Sure, some higher skilled and higher paid jobs will replace those laid off workers but those new jobs will not offset numbers-wise the old ones that are lost. The fast food industry and transportation are just two major industries on the block. Other examples are custodian robots that are basically super Roomba bots on steroids, personal assistance bots that can blend into office work, or robots that write news articles and blog posts. It won’t only be unskilled jobs that will be lost to automation; they are just the first wave. Again, it is important to remember we are just seeing the tip of the iceberg now.

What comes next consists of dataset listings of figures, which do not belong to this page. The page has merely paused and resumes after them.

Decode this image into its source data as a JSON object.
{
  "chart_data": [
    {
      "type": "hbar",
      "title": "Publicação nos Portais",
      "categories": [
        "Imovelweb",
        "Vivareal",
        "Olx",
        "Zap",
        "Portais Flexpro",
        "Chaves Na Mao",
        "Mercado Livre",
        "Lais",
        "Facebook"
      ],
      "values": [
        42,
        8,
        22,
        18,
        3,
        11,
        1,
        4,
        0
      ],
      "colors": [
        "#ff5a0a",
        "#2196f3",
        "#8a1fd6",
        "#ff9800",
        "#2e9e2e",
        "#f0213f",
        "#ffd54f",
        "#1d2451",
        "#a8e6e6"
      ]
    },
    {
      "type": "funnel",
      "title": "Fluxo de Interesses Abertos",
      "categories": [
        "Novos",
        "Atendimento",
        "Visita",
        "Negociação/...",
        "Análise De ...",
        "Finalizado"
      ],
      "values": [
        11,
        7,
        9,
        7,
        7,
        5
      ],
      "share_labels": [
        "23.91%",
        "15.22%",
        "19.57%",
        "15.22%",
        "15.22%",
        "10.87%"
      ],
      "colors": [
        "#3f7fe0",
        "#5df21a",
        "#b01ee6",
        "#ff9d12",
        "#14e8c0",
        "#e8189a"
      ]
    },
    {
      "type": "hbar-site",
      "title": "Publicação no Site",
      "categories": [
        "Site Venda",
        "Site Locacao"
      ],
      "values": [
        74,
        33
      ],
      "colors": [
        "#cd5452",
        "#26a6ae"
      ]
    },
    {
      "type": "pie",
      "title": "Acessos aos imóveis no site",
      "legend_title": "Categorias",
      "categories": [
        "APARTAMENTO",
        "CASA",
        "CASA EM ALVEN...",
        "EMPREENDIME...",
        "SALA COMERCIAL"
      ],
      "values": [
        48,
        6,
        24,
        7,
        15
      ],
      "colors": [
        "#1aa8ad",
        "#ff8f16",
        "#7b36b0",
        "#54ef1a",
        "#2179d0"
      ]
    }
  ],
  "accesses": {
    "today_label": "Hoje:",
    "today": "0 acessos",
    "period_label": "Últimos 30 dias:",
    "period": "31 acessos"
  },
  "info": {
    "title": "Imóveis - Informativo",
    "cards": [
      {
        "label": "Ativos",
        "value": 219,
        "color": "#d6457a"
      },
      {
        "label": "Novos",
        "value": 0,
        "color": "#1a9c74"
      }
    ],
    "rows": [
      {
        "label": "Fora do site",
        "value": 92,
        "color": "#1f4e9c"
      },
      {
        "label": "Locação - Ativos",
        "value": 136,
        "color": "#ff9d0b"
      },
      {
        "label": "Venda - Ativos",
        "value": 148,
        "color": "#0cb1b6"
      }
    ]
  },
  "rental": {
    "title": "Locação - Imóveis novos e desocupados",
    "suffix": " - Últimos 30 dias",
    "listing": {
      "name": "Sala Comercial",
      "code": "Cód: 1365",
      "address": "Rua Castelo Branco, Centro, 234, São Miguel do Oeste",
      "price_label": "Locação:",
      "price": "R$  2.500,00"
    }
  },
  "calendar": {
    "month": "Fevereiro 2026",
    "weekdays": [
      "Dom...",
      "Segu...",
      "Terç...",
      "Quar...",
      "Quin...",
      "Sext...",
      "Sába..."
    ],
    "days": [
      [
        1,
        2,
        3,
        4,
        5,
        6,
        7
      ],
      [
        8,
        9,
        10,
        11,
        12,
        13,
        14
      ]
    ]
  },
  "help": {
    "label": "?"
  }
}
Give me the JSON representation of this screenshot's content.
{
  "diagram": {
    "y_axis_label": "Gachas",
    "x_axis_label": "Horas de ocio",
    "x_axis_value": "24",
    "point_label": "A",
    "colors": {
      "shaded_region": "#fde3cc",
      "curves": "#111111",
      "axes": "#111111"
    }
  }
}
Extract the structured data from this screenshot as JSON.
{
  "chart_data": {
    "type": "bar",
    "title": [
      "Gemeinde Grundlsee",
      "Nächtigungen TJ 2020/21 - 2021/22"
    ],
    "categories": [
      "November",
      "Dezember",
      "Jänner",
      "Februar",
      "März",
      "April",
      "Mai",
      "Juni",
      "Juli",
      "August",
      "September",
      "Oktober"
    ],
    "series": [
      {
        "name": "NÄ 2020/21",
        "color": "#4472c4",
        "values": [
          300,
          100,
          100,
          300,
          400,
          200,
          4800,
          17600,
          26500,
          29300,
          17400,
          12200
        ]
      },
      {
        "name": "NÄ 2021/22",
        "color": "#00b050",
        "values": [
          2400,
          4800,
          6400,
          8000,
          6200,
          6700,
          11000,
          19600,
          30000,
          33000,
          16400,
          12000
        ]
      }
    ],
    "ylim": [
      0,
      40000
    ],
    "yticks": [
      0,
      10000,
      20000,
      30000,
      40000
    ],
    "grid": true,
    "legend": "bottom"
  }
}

It is promising to see some nations are adapting to this new reality. Israel is the Start up Nation with major growth coming in tech and programming. I am hopeful that the Israeli government sees the future of the new economy and will take the steps to move into it. Israel and other countries are looking forward while America is looking back. The U.S. is stuck is a nostalgia loop, trying to recapture the jobs of yesterday while the jobs of tomorrow are being developed elsewhere. Does this mean that we should be pressing the panic button right now? Panic is never the solution and America does have some time. Automation will be great and all our lives will be better off for it. But our transition into an automation economy needs to be smooth and adaptable for all our citizens rather than a brutal struggle of denial, trying endlessly to recapture lost glory.